Loans can be terrifying. Before becoming anxious about how to pay off your personal or business loans once you get them, take the time to research the different types of loans out there. Entrepreneur offers a great step-by-step guide on how to navigate the loan process and weigh the pros and cons of several loan options.
If you are already in the throes of debt, Diana Ransom from The Wall Street Journal’s Smart Money magazine proposes prioritizing debt repayment for the loan with the highest interest rate first and then consider consolidating your loans into one longer-term package. Paying off one larger loan will allow you to avoid wasting money on costs accrued on many smaller loans.
In more dire situations, call your creditors and seek help from legitimate debt-relief agencies. Finding the right strategy for paying off your loans can enable you to save thousands on interest rates and possible legal fees. Whether your loans are business or personal, be intentional and deliberate when planning your approach to getting out of debt.

4. Invest wisely.

Neil McCarthy, a research chemist, made his first million dollars solely by investing in the stock market in the 1990s. Paul Glandorf, a pipe fitter and construction worker, took investing seriously as a retiree and is now sitting on a huge pile of money. The lesson here is clear: know how the stock market works.

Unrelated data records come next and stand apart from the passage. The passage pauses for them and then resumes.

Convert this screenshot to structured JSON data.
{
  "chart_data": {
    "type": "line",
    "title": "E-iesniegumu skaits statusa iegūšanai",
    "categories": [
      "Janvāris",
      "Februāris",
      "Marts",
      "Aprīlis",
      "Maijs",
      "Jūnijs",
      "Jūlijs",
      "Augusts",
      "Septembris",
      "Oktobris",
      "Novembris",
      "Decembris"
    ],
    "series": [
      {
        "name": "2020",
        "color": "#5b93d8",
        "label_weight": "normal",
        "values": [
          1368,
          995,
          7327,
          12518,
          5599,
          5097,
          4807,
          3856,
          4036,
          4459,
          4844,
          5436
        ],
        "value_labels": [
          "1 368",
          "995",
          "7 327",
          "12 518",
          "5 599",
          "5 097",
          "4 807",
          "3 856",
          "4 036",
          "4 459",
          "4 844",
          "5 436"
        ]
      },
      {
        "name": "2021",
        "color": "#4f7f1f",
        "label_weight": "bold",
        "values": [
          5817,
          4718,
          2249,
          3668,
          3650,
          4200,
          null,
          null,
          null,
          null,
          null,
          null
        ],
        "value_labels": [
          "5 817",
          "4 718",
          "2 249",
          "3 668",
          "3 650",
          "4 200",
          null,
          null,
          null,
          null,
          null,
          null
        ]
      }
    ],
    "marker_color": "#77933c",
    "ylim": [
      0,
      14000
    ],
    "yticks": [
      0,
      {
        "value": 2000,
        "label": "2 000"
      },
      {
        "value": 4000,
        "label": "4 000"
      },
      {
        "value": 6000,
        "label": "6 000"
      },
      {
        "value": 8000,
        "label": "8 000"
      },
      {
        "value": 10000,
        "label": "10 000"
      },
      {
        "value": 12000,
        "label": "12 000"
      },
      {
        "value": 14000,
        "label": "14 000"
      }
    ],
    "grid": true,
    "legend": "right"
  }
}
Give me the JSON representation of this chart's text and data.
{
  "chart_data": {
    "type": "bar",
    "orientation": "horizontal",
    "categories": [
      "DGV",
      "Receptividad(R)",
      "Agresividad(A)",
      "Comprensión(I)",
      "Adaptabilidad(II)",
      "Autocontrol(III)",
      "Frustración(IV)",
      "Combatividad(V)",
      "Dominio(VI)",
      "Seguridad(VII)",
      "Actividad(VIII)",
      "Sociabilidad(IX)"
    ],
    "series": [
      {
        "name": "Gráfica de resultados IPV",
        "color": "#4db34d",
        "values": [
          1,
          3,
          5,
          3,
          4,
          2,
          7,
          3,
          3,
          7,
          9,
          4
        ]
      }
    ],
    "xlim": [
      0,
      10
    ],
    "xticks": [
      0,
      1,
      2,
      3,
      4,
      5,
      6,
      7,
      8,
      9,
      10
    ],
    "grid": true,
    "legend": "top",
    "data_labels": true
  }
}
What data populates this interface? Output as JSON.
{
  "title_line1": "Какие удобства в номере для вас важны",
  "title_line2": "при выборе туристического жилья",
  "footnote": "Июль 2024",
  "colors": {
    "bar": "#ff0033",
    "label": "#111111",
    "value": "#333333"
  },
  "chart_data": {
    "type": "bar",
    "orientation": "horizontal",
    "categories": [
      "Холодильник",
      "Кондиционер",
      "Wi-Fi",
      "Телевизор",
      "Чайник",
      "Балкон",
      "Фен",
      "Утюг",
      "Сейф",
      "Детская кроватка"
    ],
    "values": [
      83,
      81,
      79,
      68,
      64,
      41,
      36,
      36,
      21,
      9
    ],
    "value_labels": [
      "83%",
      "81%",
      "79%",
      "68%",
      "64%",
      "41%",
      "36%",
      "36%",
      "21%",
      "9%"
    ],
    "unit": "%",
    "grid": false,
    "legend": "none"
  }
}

After you do your homework and have a good grasp of the stock market, start monitoring stocks for yourself and experiment with making investments. Robinhood is a neat app that allows you to trade stocks for free and makes it easy to keep track of companies you are interested in but haven’t put money into yet. 
Once you get a hang of trading, sales expert Grant Cardone advocates diversifying carefully and committing fully to your causes. In an interview with Entrepreneur, he said, “You want to find one or two spaces you completely understand, that can't be destroyed, and go all in. That's how people get rich. People don't get rich by tip-toeing in with $100 investments all over the place." By spending wisely in the stock market, you can strategically multiply your initial investments and be well on your way to becoming a millionaire.